Police spokesman Avi Zelba said that authorities set up a cordon of roadblocks in southern Israel on Sunday to prevent the opponents from interfering with the pullout. Only residents of southern Israel and those with a legitimate reason for being there will be allowed to cross, police said.

Vice Premier Shimon Peres gave a pep talk to troops stationed near the Gaza border, telling them their coming task was crucial to protecting Israel's democracy.

"The settlements must be evacuated they cannot stay here," he told reporters. "I understand that there are feelings. I have sympathy (for the settlers), but they cannot replace a national choice."

Settlers also made last-minute preparations of their own. Settler leaders sent out instructions on how to break the morale of soldiers sent to carry out the eviction orders, according to the Yediot Ahronot daily.

The settlers were told to give the soldiers children's drawings and to take pictures of the troops, telling them that history will remember them for their crimes, according to Yediot.

Settlers also planned to seal off their communities early Monday to prevent soldiers from delivering eviction notices.

The army closed the checkpoint into the Gush Katif cluster of settlements in southern Gaza to everyone but residents weeks ago, but thousands of protesters still managed to infiltrate. The army said Sunday that as many as 4,000 disengagement opponents might be inside the settlements; Settlers said the figure was much higher.

"I think that's a sign that a lot of soldiers are also protesting in their way by letting people come in," said Anita Tucker, a resident of the Netzer Hazani settlement.

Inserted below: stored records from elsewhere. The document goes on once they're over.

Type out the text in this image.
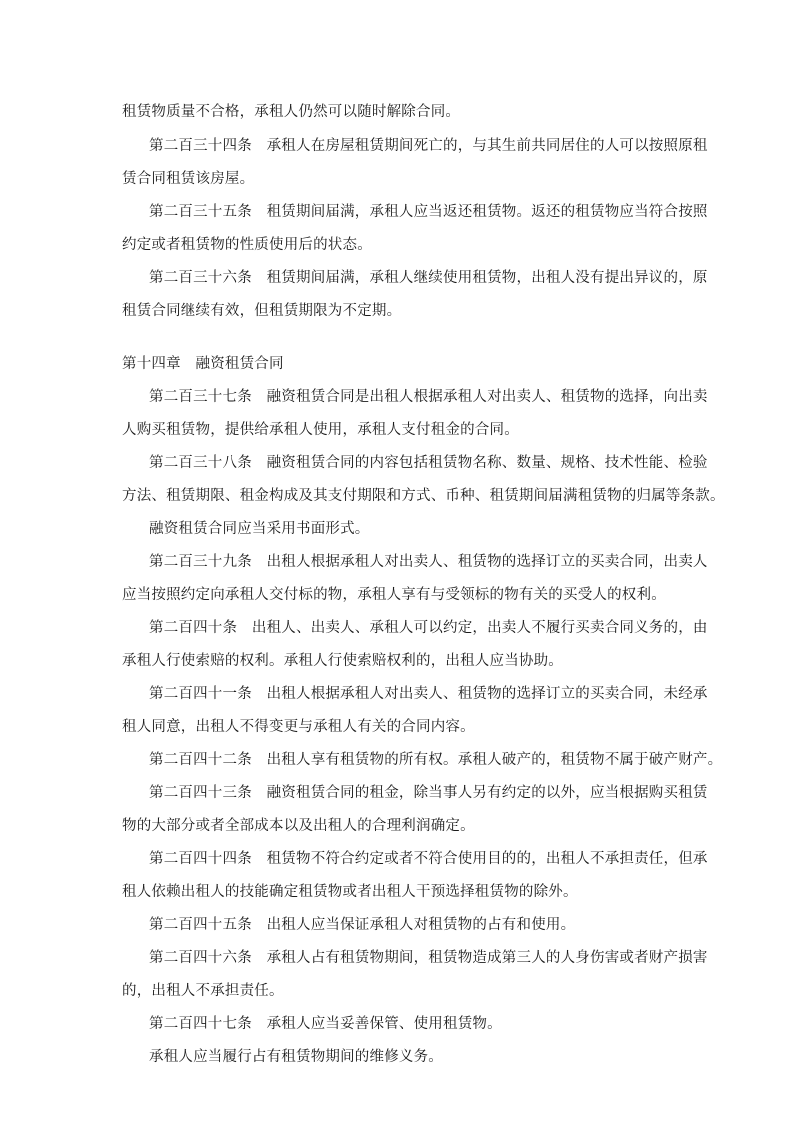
租赁物质量不合格，承租人仍然可以随时解除合同。
第二百三十四条　承租人在房屋租赁期间死亡的，与其生前共同居住的人可以按照原租
赁合同租赁该房屋。
第二百三十五条　租赁期间届满，承租人应当返还租赁物。返还的租赁物应当符合按照
约定或者租赁物的性质使用后的状态。
第二百三十六条　租赁期间届满，承租人继续使用租赁物，出租人没有提出异议的，原
租赁合同继续有效，但租赁期限为不定期。
第十四章　融资租赁合同
第二百三十七条　融资租赁合同是出租人根据承租人对出卖人、租赁物的选择，向出卖
人购买租赁物，提供给承租人使用，承租人支付租金的合同。
第二百三十八条　融资租赁合同的内容包括租赁物名称、数量、规格、技术性能、检验
方法、租赁期限、租金构成及其支付期限和方式、币种、租赁期间届满租赁物的归属等条款。
融资租赁合同应当采用书面形式。
第二百三十九条　出租人根据承租人对出卖人、租赁物的选择订立的买卖合同，出卖人
应当按照约定向承租人交付标的物，承租人享有与受领标的物有关的买受人的权利。
第二百四十条　出租人、出卖人、承租人可以约定，出卖人不履行买卖合同义务的，由
承租人行使索赔的权利。承租人行使索赔权利的，出租人应当协助。
第二百四十一条　出租人根据承租人对出卖人、租赁物的选择订立的买卖合同，未经承
租人同意，出租人不得变更与承租人有关的合同内容。
第二百四十二条　出租人享有租赁物的所有权。承租人破产的，租赁物不属于破产财产。
第二百四十三条　融资租赁合同的租金，除当事人另有约定的以外，应当根据购买租赁
物的大部分或者全部成本以及出租人的合理利润确定。
第二百四十四条　租赁物不符合约定或者不符合使用目的的，出租人不承担责任，但承
租人依赖出租人的技能确定租赁物或者出租人干预选择租赁物的除外。
第二百四十五条　出租人应当保证承租人对租赁物的占有和使用。
第二百四十六条　承租人占有租赁物期间，租赁物造成第三人的人身伤害或者财产损害
的，出租人不承担责任。
第二百四十七条　承租人应当妥善保管、使用租赁物。
承租人应当履行占有租赁物期间的维修义务。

Brig. Gen. Dan Harel, the military commander in charge of the pullout, said the infiltrators would have no impact on the pullout.

"They won't prevent us from carrying out the disengagement at the time, moment and way that we see fit," he told Army Radio.

Meanwhile, hundreds of settlers gathered at the Gush Katif cemetery singing traditional prayers of redemption as part of a ceremony commemorating the Tisha B'Av holy day marking the destruction of the Jewish Temples. The cemetery's 49 graves are to be moved as part of the pullout.

Police had expected large crowds Sunday at the Western Wall, the Jewish holy site in Jerusalem, as a sign of protest during the Tisha B'Av fast day. However, the crowds were smaller than feared, possibly because of the August heat.

Israel's Islamic Movement called on Muslims to gather at the adjacent Haram a Sharif, the disputed holy site claimed by both Muslims and Jews, to protect it. Thousands of police were sent to the area to prevent a possible outbreak of violence between Arabs and Jews, police said.

Early Sunday, five Israeli solders were wounded, one of them seriously, by friendly fire after Palestinian gunmen shot at Kfar Darom, an isolated settlement bordering the Palestinian town of Deir el-Balah. Troops arrived at one of the buildings used by the gunmen as an Israeli tank shot a shell at it, wounding the five soldiers, the army said.